By He Na and Hu Meidong | China Daily | Updated: 2013-09-05 09:30

Xiamei village has a rich past, but now it's fading into history, He Na and Hu Meidong report from Wuyi Mountain, Fujian province.

Wearing light blue clothes with small black flowers, her white and gray hair wrapped up in a bun, Zhu Ezai sits on a bamboo chair and stares at a small pile of Dahongpao tea on the table in front of her.

With quick, repeated movements, the 80-year-old busily picks out bad tea stalks, dust and yellow leaves. The room where Zhu works is in a two-story house built during the Ming Dynasty (1368-1644). Its gray walls are discolored by damp and are crumbling with age.

Zhu lives in Xiamei, a village at the foot of Wuyi Mountain Tourist Resort in Fujian province. Although it's only 8 kilometers from a well-known resort, the village has remained a secret and almost untouched by the modern world.

Several years ago, a daily shuttle bus operated between Wuyishan and Xiamei, but a dearth of regular passengers forced the closure of the service. Even taxi drivers are reluctant to take people out to the village because they have to return empty.

Sidestepping the rush of modern life

Liu Qishu, 63, and his wife have been living in Xiamei for 40 years.

The villagers are used to being ignored and they enjoy their quiet lives. Visitors see Xiamei as a rural refuge from the bustling cities of present-day China.
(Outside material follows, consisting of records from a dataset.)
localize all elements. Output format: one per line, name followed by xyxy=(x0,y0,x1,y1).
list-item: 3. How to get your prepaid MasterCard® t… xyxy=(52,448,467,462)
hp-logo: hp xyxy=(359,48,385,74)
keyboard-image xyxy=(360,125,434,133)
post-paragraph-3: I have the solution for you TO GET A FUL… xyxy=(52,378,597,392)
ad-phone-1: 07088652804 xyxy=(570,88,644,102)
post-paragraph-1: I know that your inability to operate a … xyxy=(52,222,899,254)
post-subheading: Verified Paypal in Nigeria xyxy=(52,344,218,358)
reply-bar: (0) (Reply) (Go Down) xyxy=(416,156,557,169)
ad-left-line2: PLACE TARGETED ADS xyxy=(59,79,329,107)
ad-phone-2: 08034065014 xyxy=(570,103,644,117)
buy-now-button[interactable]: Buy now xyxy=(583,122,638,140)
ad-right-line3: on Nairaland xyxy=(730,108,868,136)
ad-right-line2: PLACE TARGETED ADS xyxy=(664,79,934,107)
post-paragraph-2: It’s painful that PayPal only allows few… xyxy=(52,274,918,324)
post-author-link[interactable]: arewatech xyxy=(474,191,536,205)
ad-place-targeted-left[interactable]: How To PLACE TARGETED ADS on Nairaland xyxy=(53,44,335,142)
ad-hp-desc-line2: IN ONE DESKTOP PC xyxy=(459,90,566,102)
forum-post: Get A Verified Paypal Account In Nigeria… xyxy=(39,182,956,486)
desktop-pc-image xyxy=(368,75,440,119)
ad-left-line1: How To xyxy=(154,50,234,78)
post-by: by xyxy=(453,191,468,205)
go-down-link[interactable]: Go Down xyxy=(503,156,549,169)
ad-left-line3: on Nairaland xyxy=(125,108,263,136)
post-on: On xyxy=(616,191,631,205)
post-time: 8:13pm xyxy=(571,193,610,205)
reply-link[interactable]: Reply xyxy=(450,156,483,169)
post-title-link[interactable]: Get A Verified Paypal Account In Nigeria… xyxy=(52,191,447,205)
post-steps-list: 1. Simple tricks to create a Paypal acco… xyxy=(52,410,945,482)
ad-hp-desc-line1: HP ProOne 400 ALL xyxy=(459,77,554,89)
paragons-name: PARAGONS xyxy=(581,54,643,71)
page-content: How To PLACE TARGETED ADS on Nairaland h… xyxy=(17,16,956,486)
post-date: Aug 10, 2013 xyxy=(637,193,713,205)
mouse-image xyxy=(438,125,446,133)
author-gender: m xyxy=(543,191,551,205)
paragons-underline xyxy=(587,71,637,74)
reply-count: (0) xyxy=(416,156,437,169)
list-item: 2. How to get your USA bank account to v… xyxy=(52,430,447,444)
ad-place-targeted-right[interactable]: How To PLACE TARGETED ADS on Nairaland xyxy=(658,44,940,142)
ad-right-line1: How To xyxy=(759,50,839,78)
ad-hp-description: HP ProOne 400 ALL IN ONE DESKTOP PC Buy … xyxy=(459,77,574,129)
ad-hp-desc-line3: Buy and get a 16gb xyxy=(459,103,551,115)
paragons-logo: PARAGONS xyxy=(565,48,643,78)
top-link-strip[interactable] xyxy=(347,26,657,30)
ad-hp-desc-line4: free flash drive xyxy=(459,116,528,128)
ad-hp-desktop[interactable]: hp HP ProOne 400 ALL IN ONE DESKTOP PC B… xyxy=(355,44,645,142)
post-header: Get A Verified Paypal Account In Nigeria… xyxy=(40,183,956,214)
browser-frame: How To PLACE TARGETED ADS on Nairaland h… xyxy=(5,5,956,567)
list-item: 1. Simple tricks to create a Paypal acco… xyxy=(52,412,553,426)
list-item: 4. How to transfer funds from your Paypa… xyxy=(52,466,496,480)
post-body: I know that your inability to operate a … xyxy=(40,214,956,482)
One's first impression of Xiamei is that it feels like an old water town, such as Zhouzhuang or Xitang in the Yangtze River Delta. A shallow river, the Meixi, flows through the village. Covered open-sided wooden walkways line the riverbanks and the town boasts pavilions, small stone bridges, archways and ancestral halls.

A rich history

Xiamei was a center of the tea trade during the Qing Dynasty (1644-1911) and, according to Zhu, the long bench - known locally as a "Bench of Beauty" - in one of the walkways was where wives sat and waited for their husbands to return after a day conducting business along the river.

The Meixi is only a half-meter deep now, but during the Qing Dynasty it had enough water to allow tea to be transported in small boats and on bamboo rafts. Xiamei was the first trading port to give merchants from landlocked Shanxi province the opportunity to export Wuyi rock tea. The village and its inhabitants grew rich on the trade.

Sidestepping the rush of modern life

Yin Yantong, 52, is the only blacksmith in the Wuyishan area. He has been plying his trade for more than three decades.

The village has a history of more than 3,000 years and there are still more than 70 well-preserved buildings dating from the Ming and Qing dynasties.

The prosperous tea trade led to a population boom and the village expanded along both sides of the river, with many of the new houses doubling as storerooms.

However, the good times didn't last. The village's key role in river transport was replaced by five ports that the Qing Dynasty was forced to open to foreign traders in the wake of the first Opium War (1839-42).

There's very little business activity in Xiamei nowadays, just a few small grocery stores, some snack bars, a barbershop and a teahouse serve the 2,700 villagers.

Several old handicraft shops that have survived for more than a century are still open, but business declines year by year.